API says it is well placed to compete in an environment affected by COVID-19, citing the success of initiatives like Priceline’s Click and Collect
API presented its 2020 half-year results in which it said there would be no interim dividend, due to a “prudent approach to preserve cash in the current environment”.
API’s total revenue was $2 billion, 2.8% up on the prior corresponding period. Its underlying earnings before interest and tax (EBIT) was $41.7m, down 6.1% on the pcp, while its underlying net profit after tax (NPAT), excluding AASB16 leases, was $26.3m, down 1.9% on the pcp.
The company’s reported EBIT of $39.3 million was down 11.5% on the pcp and reported NPAT of $22.5m down 9.9% on the pcp.
API’s CEO and managing director Richard Vincent said that “critically, entering the current environment, API’s financial position has strengthened as a result of our net debt reduction following the combination of debt repaid with the proceeds from the sale of our Sigma shareholding, and improved working capital and cash conversion”.
API’s statement on the results says that the company is “very well placed to compete in the new environment, having lowered its cost of operating, strengthened its balance sheet, evolved its customer offer based on customer insights and invested in growth assets”.
“In our Priceline Pharmacy network, we had already understood consumers’ shift to being more health and value conscious and had begun to leverage our offering and cost base to reflect that before COVID-19 hit,” Mr Vincent said.

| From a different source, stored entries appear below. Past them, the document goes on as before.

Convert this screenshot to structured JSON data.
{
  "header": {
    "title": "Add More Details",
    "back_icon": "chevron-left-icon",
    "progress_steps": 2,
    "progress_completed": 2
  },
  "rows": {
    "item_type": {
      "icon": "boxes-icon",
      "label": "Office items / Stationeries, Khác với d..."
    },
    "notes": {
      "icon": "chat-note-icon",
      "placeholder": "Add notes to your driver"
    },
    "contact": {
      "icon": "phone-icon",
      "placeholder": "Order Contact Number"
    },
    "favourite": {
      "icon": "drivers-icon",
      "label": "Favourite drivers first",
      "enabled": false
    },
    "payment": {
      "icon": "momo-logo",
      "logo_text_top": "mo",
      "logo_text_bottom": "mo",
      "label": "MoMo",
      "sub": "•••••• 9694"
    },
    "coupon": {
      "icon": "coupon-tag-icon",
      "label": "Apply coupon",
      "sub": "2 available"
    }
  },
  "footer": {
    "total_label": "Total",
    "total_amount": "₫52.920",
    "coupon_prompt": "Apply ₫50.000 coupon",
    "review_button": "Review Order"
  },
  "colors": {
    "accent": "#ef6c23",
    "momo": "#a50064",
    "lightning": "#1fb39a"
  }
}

“We have developed stronger credentials through machine-driven in-store health checks, medicine management apps, dose administration aid programs and a broader health product offering.
“We launched Click & Collect during the half and subsequently were able to rapidly deploy Click & Deliver during the COVID-19 pandemic, leveraging our store network to efficiently distribute to our customers.”
The company says that as vital parts of the national health infrastructure, both Pharmacy Distribution and Priceline Pharmacy are expected to remain operational during the COVID-19 pandemic.
“Throughout our operations, and particularly in our distribution centres and pharmacies, we have structured and separated our teams with safety and continuity of service in mind,” Mr Vincent said.
“Where we had instances of COVID-19 infection, involving our Priceline Pharmacy teams, we’ve been able to work successfully with the franchisees and the State Health Departments to quarantine those who required it, deep clean the affected areas, get replacement staff in situ and re-open 24 hours later.
“We are well placed to cope with any future outbreaks wherever they may occur within our business network,” Mr Vincent said.
API said that Priceline’s like-for-like sales, excluding dispensary, were 1.3% down on the pcp and when dispensary was included like-for-like sales were up 0.9%.
The total Priceline store network stood at 488 at 29 February, up by a net nine stores on the pcp.
“We had already begun to enhance the brand position to tap into a softer and highly competitive retail market, which was compounded by the bushfires,” Mr Vincent said.
“Our positioning through a change in product mix, service focus and targeted offers meant we were able to hold market share across the health, personal care and beauty segments.
“We launched ‘Click & Collect’ nationally before Christmas and since the end of the half we have rapidly deployed ‘Click & Deliver’, providing our customers with a range of convenient purchasing options,” Mr Vincent said.
API said that Priceline stores, including pharmacies had seen foot traffic drop off in CBD and major shopping centre locations.
“API will continue to monitor the financial performance of its Priceline network with the intention of keeping stores open and people employed where it is safe to do so. API has entered negotiations with landlords and in most instances those negotiations are proving fruitful,” it said.
However Mr Vincent reportedly told listeners to a conference call that “we are not afraid to permanently close stores or [Clear Skincare] clinics,” if such negotiations are not fruitful, Fairfax Media reported.